What a peculiar place to have a tech discussion. It’s a cowboy bar without much paraphernalia or pretension. There’s pool, darts and a lasso when you walk in, but no mechanical bull. And the crowd is far from country. It’s mostly filled with yuppies and techies and a splattering of politicos. Rumor is that the Bush’s twins (Jenna and Barbara) would frequent with their security detail and imbibe on alcohol before they were of age. Also during the Clinton years, Monica Lewinsky would patronize while she was interning at the White House.
The monthly discourses were a great way to sharpen my skills, collaborate and network. There was always people hiring Drupal developers and if I had a question or issue, Drupalers were always willing to help. It was amazing how in-depth some of the topics that were covered and how engrossed we were for a noisy dive bar known for cheap drinks.
Drupal4Gov hosts the annual GovCon held at the National Institutes of Health in Bethesda, MD each July.
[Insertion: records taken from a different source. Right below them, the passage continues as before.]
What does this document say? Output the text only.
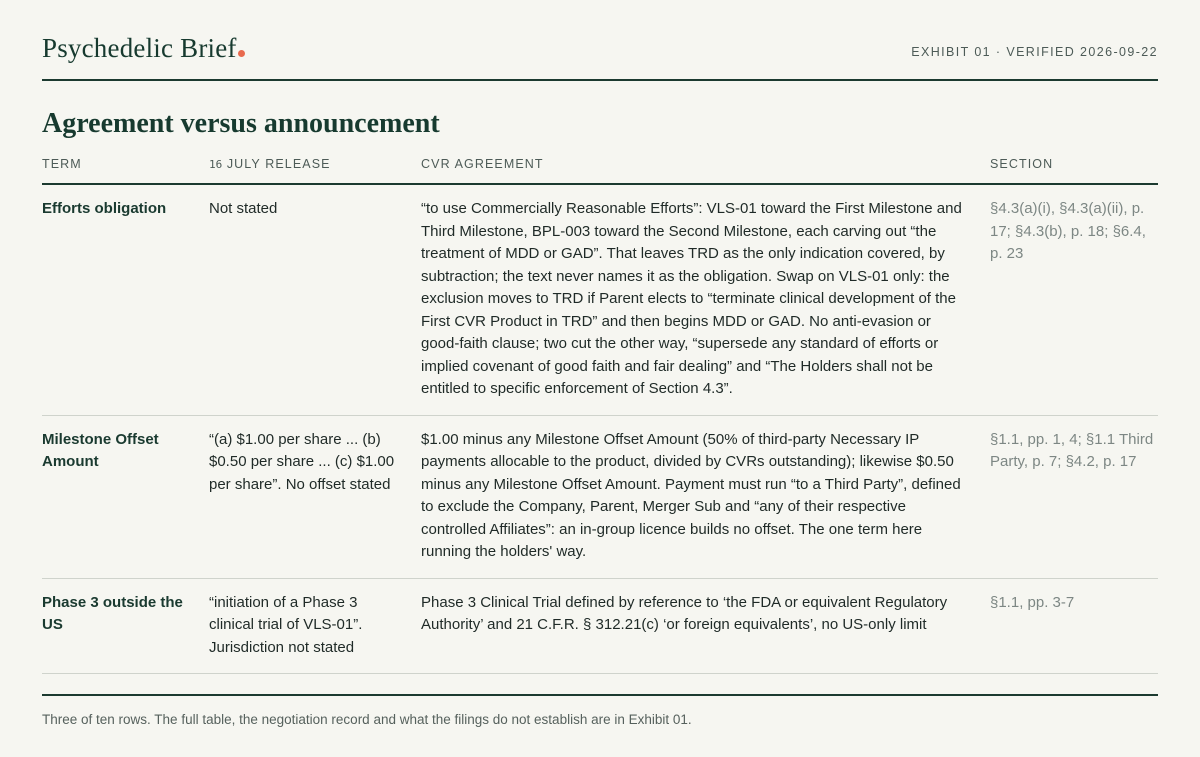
Psychedelic Brief	EXHIBIT 01 · VERIFIED 2026-09-22
Agreement versus announcement
TERM	16 JULY RELEASE	CVR AGREEMENT	SECTION
Efforts obligation	Not stated	“to use Commercially Reasonable Efforts”: VLS-01 toward the First Milestone and Third Milestone, BPL-003 toward the Second Milestone, each carving out “the treatment of MDD or GAD”. That leaves TRD as the only indication covered, by subtraction; the text never names it as the obligation. Swap on VLS-01 only: the exclusion moves to TRD if Parent elects to “terminate clinical development of the First CVR Product in TRD” and then begins MDD or GAD. No anti-evasion or good-faith clause; two cut the other way, “supersede any standard of efforts or implied covenant of good faith and fair dealing” and “The Holders shall not be entitled to specific enforcement of Section 4.3”.	§4.3(a)(i), §4.3(a)(ii), p. 17; §4.3(b), p. 18; §6.4, p. 23
Milestone Offset Amount	“(a) $1.00 per share ... (b) $0.50 per share ... (c) $1.00 per share”. No offset stated	$1.00 minus any Milestone Offset Amount (50% of third-party Necessary IP payments allocable to the product, divided by CVRs outstanding); likewise $0.50 minus any Milestone Offset Amount. Payment must run “to a Third Party”, defined to exclude the Company, Parent, Merger Sub and “any of their respective controlled Affiliates”: an in-group licence builds no offset. The one term here running the holders' way.	§1.1, pp. 1, 4; §1.1 Third Party, p. 7; §4.2, p. 17
Phase 3 outside the US	“initiation of a Phase 3 clinical trial of VLS-01”. Jurisdiction not stated	Phase 3 Clinical Trial defined by reference to ‘the FDA or equivalent Regulatory Authority’ and 21 C.F.R. § 312.21(c) ‘or foreign equivalents’, no US-only limit	§1.1, pp. 3-7

Three of ten rows. The full table, the negotiation record and what the filings do not establish are in Exhibit 01.
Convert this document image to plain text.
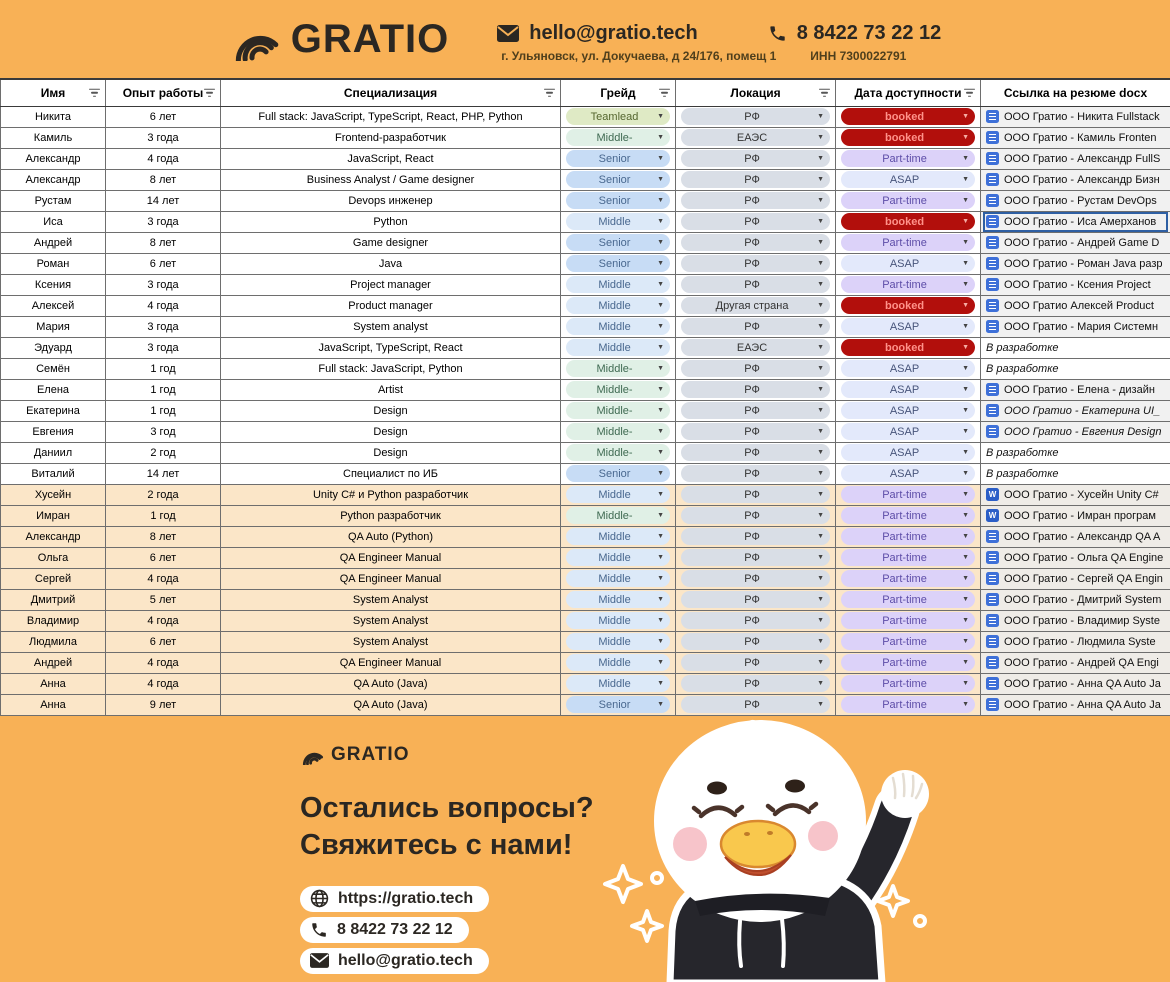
GRATIO	hello@gratio.tech	8 8422 73 22 12
г. Ульяновск, ул. Докучаева, д 24/176, помещ 1	ИНН 7300022791
Имя	Опыт работы	Специализация	Грейд	Локация	Дата доступности	Ссылка на резюме docx
Никита	6 лет	Full stack: JavaScript, TypeScript, React, PHP, Python	Teamlead ▼	РФ ▼	booked ▼	ООО Гратио - Никита Fullstack

Камиль	3 года	Frontend-разработчик	Middle- ▼	ЕАЭС ▼	booked ▼	ООО Гратио - Камиль Fronten

Александр	4 года	JavaScript, React	Senior ▼	РФ ▼	Part-time ▼	ООО Гратио - Александр FullS

Александр	8 лет	Business Analyst / Game designer	Senior ▼	РФ ▼	ASAP ▼	ООО Гратио - Александр Бизн

Рустам	14 лет	Devops инженер	Senior ▼	РФ ▼	Part-time ▼	ООО Гратио - Рустам DevOps

Иса	3 года	Python	Middle ▼	РФ ▼	booked ▼	ООО Гратио - Иса Амерханов

Андрей	8 лет	Game designer	Senior ▼	РФ ▼	Part-time ▼	ООО Гратио - Андрей Game D

Роман	6 лет	Java	Senior ▼	РФ ▼	ASAP ▼	ООО Гратио - Роман Java разр

Ксения	3 года	Project manager	Middle ▼	РФ ▼	Part-time ▼	ООО Гратио - Ксения Project

Алексей	4 года	Product manager	Middle ▼	Другая страна ▼	booked ▼	ООО Гратио Алексей Product

Мария	3 года	System analyst	Middle ▼	РФ ▼	ASAP ▼	ООО Гратио - Мария Системн

Эдуард	3 года	JavaScript, TypeScript, React	Middle ▼	ЕАЭС ▼	booked ▼	В разработке

Семён	1 год	Full stack: JavaScript, Python	Middle- ▼	РФ ▼	ASAP ▼	В разработке

Елена	1 год	Artist	Middle- ▼	РФ ▼	ASAP ▼	ООО Гратио - Елена - дизайн

Екатерина	1 год	Design	Middle- ▼	РФ ▼	ASAP ▼	ООО Гратио - Екатерина UI_

Евгения	3 год	Design	Middle- ▼	РФ ▼	ASAP ▼	ООО Гратио - Евгения Design

Даниил	2 год	Design	Middle- ▼	РФ ▼	ASAP ▼	В разработке

Виталий	14 лет	Специалист по ИБ	Senior ▼	РФ ▼	ASAP ▼	В разработке

Хусейн	2 года	Unity C# и Python разработчик	Middle ▼	РФ ▼	Part-time ▼	W ООО Гратио - Хусейн Unity C#

Имран	1 год	Python разработчик	Middle- ▼	РФ ▼	Part-time ▼	W ООО Гратио - Имран програм

Александр	8 лет	QA Auto (Python)	Middle ▼	РФ ▼	Part-time ▼	ООО Гратио - Александр QA A

Ольга	6 лет	QA Engineer Manual	Middle ▼	РФ ▼	Part-time ▼	ООО Гратио - Ольга QA Engine

Сергей	4 года	QA Engineer Manual	Middle ▼	РФ ▼	Part-time ▼	ООО Гратио - Сергей QA Engin

Дмитрий	5 лет	System Analyst	Middle ▼	РФ ▼	Part-time ▼	ООО Гратио - Дмитрий System

Владимир	4 года	System Analyst	Middle ▼	РФ ▼	Part-time ▼	ООО Гратио - Владимир Syste

Людмила	6 лет	System Analyst	Middle ▼	РФ ▼	Part-time ▼	ООО Гратио - Людмила Syste

Андрей	4 года	QA Engineer Manual	Middle ▼	РФ ▼	Part-time ▼	ООО Гратио - Андрей QA Engi

Анна	4 года	QA Auto (Java)	Middle ▼	РФ ▼	Part-time ▼	ООО Гратио - Анна QA Auto Ja

Анна	9 лет	QA Auto (Java)	Senior ▼	РФ ▼	Part-time ▼	ООО Гратио - Анна QA Auto Ja
GRATIO
Остались вопросы?
Свяжитесь с нами!
https://gratio.tech
8 8422 73 22 12
hello@gratio.tech
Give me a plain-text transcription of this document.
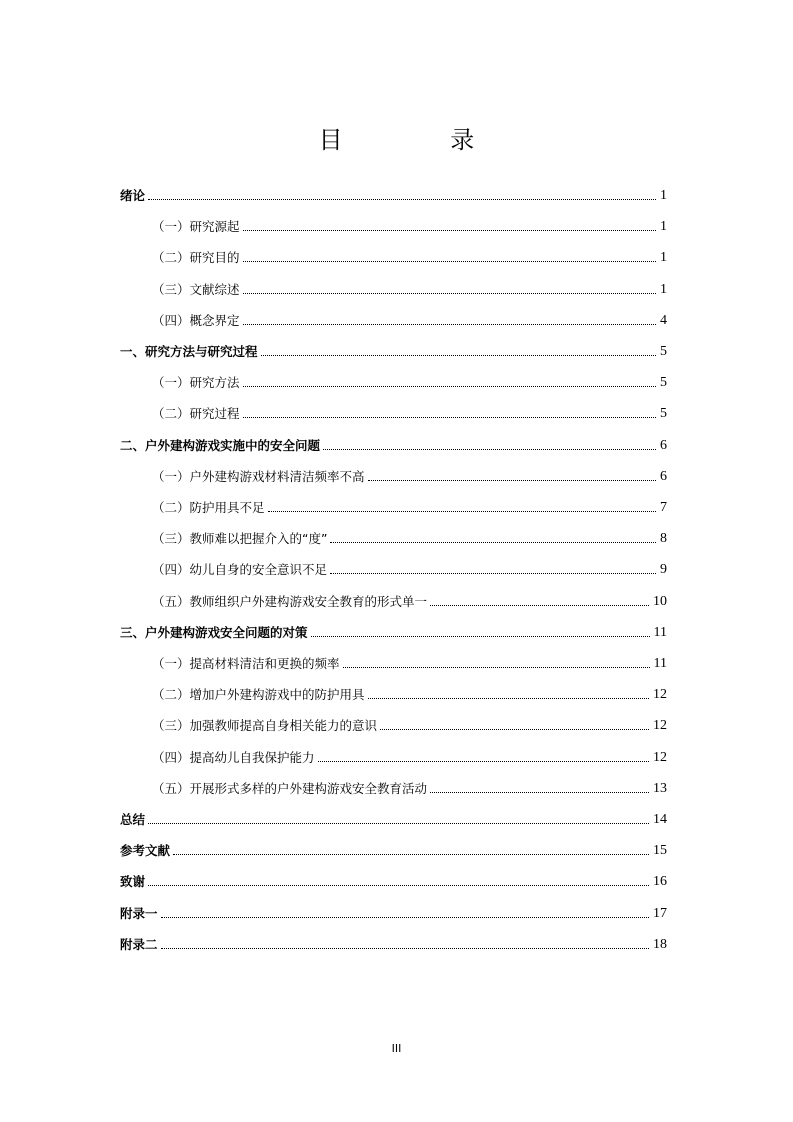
目 录
绪论	1
（一）研究源起	1
（二）研究目的	1
（三）文献综述	1
（四）概念界定	4
一、研究方法与研究过程	5
（一）研究方法	5
（二）研究过程	5
二、户外建构游戏实施中的安全问题	6
（一）户外建构游戏材料清洁频率不高	6
（二）防护用具不足	7
（三）教师难以把握介入的“度”	8
（四）幼儿自身的安全意识不足	9
（五）教师组织户外建构游戏安全教育的形式单一	10
三、户外建构游戏安全问题的对策	11
（一）提高材料清洁和更换的频率	11
（二）增加户外建构游戏中的防护用具	12
（三）加强教师提高自身相关能力的意识	12
（四）提高幼儿自我保护能力	12
（五）开展形式多样的户外建构游戏安全教育活动	13
总结	14
参考文献	15
致谢	16
附录一	17
附录二	18
III
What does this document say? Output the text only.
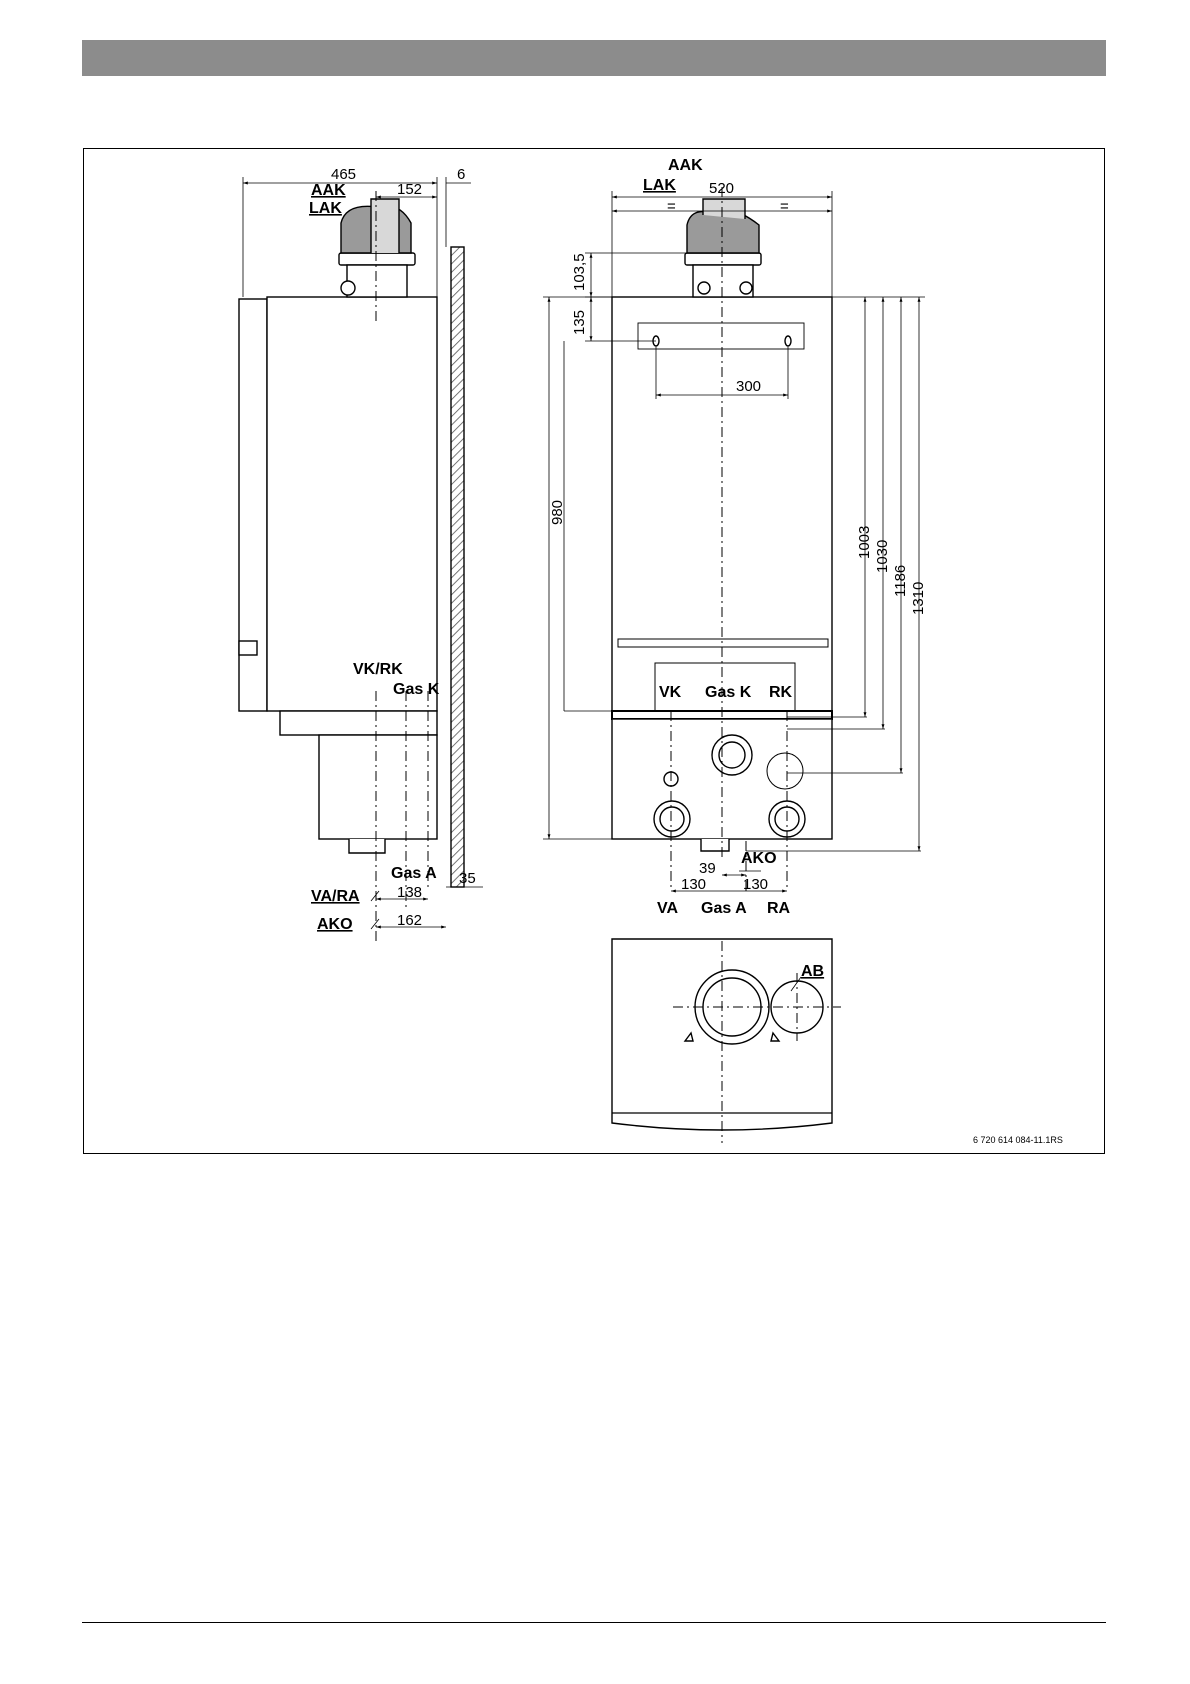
465	6
152
AAK
LAK
VK/RK
Gas K
Gas A 35
VA/RA 138
AKO	162
AAK
LAK 520
=	=
103,5
135
300
980
1003 1030
1186
1310
VK Gas K RK
AKO
39
130 130
VA Gas A RA
AB
6 720 614 084-11.1RS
This was always a good opportunity to get the latest state of Drupal, learn new features, tricks of the trade, and of course network. There was always something new and exciting on the horizon, but undeniably the most useful sessions were Birds of a Feather — informal gatherings to discuss a certain topic with no pre-planned agenda. And the topics were not limited to Drupal — coding, design, accessibility, devops, etc were all broached.
And after a long day of discussions, developers and technologists were eager to get together and socialize at the annual happy hour down the road at Bricksides on Cordelle Ave.
Drupalers strived to arrive during the open bar from 5-7 where any beer on tap was included: from Blue Moon with a juicy orange slice to a malty Guinness in a 20-ounce tulip pint. Thankfully our donor Mobomo had deep pockets and was extremely gracious. There was also plenty of finger foods such as phyllo-wrapped shrimp and chicken drumsticks.
The decor is modern and clean with an expansive exposed brick wall. There is a long wooden bar with plenty of seating and just a fun atmosphere. Brian Vasile, who also owns Grand Central in Adams Morgan designed the bar to hearken back to the Prohibition era. Distillery pipes make up the shelves behind the bar. and Baltimore’s street corner’s famous “Vote against Prohibition” written in faint white on the dining room wall.
“Hey did you hear that Stetson’s is closing?” I asked my friend Nick Grace.
“Oh no, she will be sorely missed..”
After serving as a fixture on U Street for 35 years, Stetson’s would finally be serving it’s last call on Halloween night. Real estate prices downtown were going through the roof and the property was sold to Douglas Development for a couple of million.
“But Bricksides is relatively new and the appetizers are quite mouth watering,” I replied.
“Yeah, but nobody goes to Stetson’s for the food. It was bland and dry there, but the atmosphere was legendary. The place is full of memories. A lot of great discussion was had there, and a lot of code was debugged over Bud Lite and Blue Moon.”
“That’s right beer and programming go hand-in-hand.”